祥華は耳に添えられていた兄の手をどかし、兄を見上げた。
「母さんの心は壊れてなんかいなかったよ。母さんは父さんに会いに行ったの」
悲しくないわけがない。立て続けに両親を失ったのだ。
心に抜けない針を刺されたように痛み続けた。それでも、祥華は母の気持ちがわかるような気がした。

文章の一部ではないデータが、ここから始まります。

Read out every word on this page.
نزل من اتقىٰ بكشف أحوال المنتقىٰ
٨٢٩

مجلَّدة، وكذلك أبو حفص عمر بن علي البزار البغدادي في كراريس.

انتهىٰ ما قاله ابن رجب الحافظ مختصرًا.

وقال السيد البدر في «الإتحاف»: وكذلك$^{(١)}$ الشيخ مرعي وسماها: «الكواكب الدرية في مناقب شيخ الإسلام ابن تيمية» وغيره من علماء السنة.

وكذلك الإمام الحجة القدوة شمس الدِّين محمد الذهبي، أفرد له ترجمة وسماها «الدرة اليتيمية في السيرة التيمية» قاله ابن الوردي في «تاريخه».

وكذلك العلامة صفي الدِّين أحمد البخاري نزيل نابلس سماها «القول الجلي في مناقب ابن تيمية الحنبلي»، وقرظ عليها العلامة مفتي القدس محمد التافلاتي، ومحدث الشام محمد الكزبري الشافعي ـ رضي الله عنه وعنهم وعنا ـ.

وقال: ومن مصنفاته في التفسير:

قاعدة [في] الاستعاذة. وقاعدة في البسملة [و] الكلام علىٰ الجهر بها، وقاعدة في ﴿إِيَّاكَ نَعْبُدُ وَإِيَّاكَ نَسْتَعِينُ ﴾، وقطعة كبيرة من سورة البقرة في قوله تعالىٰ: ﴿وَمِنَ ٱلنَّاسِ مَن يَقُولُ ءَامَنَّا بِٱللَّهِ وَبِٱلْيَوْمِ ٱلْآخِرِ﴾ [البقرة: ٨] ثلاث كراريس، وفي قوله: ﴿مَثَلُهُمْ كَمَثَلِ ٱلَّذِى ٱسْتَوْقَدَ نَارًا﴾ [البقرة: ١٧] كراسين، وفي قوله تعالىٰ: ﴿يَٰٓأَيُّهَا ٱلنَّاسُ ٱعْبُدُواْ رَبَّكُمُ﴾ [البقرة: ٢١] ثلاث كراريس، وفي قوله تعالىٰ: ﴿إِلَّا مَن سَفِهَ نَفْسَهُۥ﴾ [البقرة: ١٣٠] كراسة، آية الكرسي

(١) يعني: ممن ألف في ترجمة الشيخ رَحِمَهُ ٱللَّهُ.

貞女は二夫にまみえぬものと、母はそうありたかったのだろう。母は、多分どこまでも父を信じていて、父が起こした過失さえもきっと何かの間違いだと思っていたのではないだろうか。それを口に出さなかっただけで、本当は父は何も悪くないと信じていた。
だから、なんの落ち度もないまま命を散らした父を置き去りに、どんな理由があっても別の男のもとへなど嫁げなかった。それに気づけたのは、祥華も僅かながらに恋を知っていたからだろうか。
「兄さん、二人きりになったけど、わたしたちは父さんと母さんの分も生きて行きましょう」
その日を最後に、祥華は泣くのをやめようと思った。
泣いても、何も変わらないのだから。
「祥華、お前だけは……」
兄もきっと、祥華と同様のことを思った。
そういう気がしたのだ。
この僻地にいても、国にとっての大事は聞こえてくる。
視力を失った皇太子、黎基は廃太子となった。
代わって皇太子となったのは、まだ一歳にも満たない弟である。
眉目秀麗で聡明かつ慈悲深い黎基は、将来を嘱望されていた。その皇太子が廃されたことを民たちは残念がりながらも、それは息をするほど自然に新たな皇太子を受け入れるのであった。
新たな皇太子の母堂は宝貴妃ではなかった。
それは秦徳妃という妃だという。黎基の失明により心身ともに弱った宝貴妃はやせ細り、徐々に失寵してしまったらしい。
秦徳妃は嫋やかな宝貴妃とは違い、艶やかで気性激しく、好悪を明確に示す女人で、粗相をしては処罰された女官や宦官も多い。それを止める者もなく、国の勢力は宝家の親族から秦家に移り変わってゆく。
静かに、国は新たな時代へと傾きかけていた――。